The AsyncClient is instantiated for each run_batch_completions as using the same async client too many times throughout the application leads to issues.
A @retry decorator is added to re-run a request in case some unexpected issues arise. This may occur while processing a large amount of asynchronous calls at the same time, causing issues due to large amount of connections being open. This can also be solved by diminishing the batch_size but doing this might slow down the overall processing time.

Usage example (no timeout, no stream):

# asking an LLM to generate one random token, 100 times
messages_list = []
for _ in range(100):
    messages_list.append([{"role": "user", "content": f"Write 1 random tokens"}])
  
llm = Llm()
responses = llm.run_batch_completions(messages_list=messages_list)

The above code runs 100 requests asynchronously, asking the LLM to generate one random token.

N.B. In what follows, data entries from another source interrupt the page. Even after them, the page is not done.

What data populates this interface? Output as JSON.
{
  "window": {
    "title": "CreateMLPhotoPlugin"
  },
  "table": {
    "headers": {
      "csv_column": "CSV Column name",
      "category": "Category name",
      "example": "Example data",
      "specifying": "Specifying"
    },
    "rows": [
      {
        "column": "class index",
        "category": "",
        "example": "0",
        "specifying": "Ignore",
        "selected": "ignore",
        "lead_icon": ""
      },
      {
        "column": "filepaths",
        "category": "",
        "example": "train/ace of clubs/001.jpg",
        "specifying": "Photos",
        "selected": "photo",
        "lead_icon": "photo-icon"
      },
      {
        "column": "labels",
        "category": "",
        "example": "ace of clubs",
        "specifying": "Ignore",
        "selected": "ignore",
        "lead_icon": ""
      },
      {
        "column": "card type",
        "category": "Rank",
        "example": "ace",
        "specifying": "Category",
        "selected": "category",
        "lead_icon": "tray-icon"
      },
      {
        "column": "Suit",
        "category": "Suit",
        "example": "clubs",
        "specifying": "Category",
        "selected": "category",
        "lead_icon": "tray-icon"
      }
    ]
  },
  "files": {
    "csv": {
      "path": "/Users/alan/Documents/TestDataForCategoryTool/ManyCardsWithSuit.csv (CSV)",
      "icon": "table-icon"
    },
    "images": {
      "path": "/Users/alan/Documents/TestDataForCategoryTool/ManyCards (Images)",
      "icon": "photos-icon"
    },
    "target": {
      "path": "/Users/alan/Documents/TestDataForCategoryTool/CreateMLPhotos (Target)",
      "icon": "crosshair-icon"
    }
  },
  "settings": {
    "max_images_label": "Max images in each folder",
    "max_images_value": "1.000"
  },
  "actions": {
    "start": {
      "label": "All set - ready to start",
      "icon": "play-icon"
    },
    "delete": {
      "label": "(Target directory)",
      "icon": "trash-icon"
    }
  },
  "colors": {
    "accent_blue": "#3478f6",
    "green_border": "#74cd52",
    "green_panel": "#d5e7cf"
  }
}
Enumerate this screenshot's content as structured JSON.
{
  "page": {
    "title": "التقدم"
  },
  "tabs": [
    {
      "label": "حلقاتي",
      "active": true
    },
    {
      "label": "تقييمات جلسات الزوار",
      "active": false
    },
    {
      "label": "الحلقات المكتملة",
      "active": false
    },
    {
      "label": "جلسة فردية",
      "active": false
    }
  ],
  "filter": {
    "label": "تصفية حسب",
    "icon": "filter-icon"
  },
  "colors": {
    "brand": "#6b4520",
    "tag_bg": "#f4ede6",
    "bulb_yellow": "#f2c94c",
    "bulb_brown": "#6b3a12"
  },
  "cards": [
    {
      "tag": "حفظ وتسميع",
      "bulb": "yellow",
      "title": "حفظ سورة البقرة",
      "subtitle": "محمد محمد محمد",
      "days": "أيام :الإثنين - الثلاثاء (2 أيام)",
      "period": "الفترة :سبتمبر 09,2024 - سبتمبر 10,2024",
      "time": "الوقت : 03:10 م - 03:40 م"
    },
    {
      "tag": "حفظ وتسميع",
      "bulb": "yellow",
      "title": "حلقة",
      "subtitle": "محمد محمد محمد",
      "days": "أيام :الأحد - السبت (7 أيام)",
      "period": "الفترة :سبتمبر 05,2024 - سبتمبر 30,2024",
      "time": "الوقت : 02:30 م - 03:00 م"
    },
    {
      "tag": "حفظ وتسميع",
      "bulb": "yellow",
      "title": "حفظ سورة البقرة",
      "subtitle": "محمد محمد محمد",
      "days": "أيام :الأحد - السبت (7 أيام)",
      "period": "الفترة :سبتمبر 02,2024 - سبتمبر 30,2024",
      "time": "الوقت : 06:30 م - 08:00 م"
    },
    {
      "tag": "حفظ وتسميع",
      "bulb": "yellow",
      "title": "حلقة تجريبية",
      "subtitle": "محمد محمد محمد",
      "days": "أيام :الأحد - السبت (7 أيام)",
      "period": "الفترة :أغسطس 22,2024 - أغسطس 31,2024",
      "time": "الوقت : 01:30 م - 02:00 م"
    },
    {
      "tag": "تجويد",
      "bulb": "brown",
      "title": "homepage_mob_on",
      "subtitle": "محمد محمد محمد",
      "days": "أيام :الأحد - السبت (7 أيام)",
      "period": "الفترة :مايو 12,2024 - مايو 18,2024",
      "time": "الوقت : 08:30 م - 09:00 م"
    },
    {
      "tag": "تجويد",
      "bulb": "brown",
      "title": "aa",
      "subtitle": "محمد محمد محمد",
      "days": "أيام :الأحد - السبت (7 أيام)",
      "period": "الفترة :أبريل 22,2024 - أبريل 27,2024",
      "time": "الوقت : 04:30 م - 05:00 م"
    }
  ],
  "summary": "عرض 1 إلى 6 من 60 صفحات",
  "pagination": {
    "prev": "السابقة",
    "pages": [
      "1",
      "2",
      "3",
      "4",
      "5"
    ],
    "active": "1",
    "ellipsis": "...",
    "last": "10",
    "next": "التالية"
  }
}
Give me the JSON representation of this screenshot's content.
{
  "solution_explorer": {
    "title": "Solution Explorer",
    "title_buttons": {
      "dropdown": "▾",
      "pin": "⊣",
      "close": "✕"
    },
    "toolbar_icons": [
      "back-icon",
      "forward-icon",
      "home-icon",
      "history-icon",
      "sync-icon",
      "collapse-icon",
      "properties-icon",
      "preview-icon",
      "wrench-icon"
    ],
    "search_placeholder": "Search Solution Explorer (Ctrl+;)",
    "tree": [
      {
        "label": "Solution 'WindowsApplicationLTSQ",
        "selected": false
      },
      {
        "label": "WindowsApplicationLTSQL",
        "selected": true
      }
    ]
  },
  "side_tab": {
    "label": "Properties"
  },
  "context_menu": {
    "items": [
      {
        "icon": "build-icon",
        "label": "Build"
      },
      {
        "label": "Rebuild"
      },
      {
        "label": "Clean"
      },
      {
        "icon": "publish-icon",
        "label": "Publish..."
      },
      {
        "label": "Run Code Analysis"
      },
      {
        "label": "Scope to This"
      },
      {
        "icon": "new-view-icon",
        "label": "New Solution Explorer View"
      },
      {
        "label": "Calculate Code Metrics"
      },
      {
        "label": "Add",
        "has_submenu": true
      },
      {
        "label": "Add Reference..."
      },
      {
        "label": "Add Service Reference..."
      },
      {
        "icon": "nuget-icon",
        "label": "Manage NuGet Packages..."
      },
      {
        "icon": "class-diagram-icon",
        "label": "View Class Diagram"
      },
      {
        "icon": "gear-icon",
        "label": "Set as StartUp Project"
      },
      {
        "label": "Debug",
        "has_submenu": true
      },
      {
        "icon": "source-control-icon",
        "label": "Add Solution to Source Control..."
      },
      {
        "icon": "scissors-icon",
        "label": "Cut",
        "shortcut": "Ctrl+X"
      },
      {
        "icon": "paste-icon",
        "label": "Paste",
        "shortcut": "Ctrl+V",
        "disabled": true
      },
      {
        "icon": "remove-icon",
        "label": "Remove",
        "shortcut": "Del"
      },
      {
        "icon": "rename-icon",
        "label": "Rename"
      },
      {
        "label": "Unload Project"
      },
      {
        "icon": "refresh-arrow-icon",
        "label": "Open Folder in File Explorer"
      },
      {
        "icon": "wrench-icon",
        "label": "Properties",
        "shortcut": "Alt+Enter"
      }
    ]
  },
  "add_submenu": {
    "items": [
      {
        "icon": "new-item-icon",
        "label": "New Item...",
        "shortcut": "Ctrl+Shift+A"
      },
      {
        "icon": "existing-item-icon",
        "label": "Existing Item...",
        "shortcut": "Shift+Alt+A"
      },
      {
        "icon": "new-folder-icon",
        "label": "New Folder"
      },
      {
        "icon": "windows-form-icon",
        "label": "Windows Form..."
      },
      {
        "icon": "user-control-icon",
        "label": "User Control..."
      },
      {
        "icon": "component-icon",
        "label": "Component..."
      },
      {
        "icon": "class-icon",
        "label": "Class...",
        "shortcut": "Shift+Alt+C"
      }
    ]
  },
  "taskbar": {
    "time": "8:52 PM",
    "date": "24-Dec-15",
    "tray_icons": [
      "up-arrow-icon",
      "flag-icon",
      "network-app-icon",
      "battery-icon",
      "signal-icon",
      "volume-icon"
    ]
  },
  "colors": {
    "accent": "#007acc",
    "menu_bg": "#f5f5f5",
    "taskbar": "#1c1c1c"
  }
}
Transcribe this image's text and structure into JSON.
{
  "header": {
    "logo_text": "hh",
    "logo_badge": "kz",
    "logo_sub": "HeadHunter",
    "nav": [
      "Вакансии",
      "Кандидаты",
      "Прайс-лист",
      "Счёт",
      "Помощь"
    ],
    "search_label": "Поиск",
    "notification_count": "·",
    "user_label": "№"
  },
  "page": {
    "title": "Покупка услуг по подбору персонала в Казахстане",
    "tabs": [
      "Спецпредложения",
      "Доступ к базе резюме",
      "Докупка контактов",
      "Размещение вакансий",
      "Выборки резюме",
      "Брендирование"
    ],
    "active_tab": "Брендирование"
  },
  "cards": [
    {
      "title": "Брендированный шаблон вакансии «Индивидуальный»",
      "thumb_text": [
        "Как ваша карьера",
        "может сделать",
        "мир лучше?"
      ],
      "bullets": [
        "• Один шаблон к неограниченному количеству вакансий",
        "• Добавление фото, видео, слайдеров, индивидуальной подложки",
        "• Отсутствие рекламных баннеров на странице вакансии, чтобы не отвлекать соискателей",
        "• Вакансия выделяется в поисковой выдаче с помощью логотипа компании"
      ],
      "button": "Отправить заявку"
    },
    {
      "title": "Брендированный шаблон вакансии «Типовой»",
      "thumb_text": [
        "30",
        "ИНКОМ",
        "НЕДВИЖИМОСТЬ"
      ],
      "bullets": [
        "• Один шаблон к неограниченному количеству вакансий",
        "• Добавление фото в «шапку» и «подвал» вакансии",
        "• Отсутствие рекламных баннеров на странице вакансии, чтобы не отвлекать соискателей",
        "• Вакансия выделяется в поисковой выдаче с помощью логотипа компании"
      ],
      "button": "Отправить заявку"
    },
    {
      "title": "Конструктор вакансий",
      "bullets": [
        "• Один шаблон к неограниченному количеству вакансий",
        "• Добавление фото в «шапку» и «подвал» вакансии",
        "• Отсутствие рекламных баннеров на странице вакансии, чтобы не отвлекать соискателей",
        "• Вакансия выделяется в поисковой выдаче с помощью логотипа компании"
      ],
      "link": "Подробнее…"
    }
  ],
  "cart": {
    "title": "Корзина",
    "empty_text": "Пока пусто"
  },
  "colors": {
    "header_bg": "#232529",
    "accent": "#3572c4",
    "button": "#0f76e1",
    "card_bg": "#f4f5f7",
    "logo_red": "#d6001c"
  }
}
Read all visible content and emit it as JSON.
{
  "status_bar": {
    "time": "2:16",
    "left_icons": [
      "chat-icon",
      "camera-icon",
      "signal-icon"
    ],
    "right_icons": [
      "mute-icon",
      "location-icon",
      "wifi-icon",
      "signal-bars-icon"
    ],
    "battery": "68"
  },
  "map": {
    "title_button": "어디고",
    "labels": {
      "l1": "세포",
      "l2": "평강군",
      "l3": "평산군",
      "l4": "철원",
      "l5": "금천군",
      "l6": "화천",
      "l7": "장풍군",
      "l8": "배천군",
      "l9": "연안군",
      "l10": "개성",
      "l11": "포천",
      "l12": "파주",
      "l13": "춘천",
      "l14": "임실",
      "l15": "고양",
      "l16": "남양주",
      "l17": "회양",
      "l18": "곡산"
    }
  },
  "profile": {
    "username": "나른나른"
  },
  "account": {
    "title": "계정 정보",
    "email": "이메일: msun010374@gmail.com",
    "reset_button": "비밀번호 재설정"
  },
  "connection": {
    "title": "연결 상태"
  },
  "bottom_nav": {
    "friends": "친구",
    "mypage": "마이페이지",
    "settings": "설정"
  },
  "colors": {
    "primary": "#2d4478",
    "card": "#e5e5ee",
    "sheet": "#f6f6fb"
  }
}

Usage example (timeout=10, stream=True):

llm = Llm()
responses = llm.run_batch_completions(messages_list=messages_list, timeout=10, stream=True)

Evaluation

In order to evaluate the performance gain of using a timeout and stream=True , we run 10 times the previous 100 requests (i.e. 1000 requests) and record how long it takes to record it:

No timeout, no streaming

import timeit

llm = Llm()
for i in range(1,11):
    processing_time = timeit.timeit(
      lambda: llm.run_batch_completions(messages_list), 
      number=1
    )
    print(f"Batch nr {i} took {processing_time:.2f} seconds")

Total: 13 minutes 10 seconds.

2. Timeout=10, stream=True

import timeit

llm = Llm()
for i in range(1,11):
    processing_time = timeit.timeit(
      lambda: llm.run_batch_completions(messages_list, timeout=10, stream=True), 
      number=1
    )
    print(f"Batch nr {i} took {processing_time:.2f} seconds")
image-20240206-112514.png

Total: 1 minute 39 seconds (8x faster compared to no timeout).

3. Timeout=20, stream=True

import timeit

llm = Llm()
for i in range(1,11):
    processing_time = timeit.timeit(
      lambda: llm.run_batch_completions(messages_list, timeout=20, stream=True), 
      number=1
    )
    print(f"Batch nr {i} took {processing_time:.2f} seconds")

Total: 2 minutes 42 seconds (5x faster compared to no timeout).

Conclusion

Using timeout and stream options from the OpenAI API client can significantly save you time, especially when processing a large amount of requests in an asynchronous way.

In the evaluation we performed, using a timeout of 10 seconds led to a processing time around 8x faster that of using no timeout.

Nevertheless, keep in mind that the gain in performance will vary according to how busy the OpenAI servers are, and whether they improve their delivery of requests in the near future.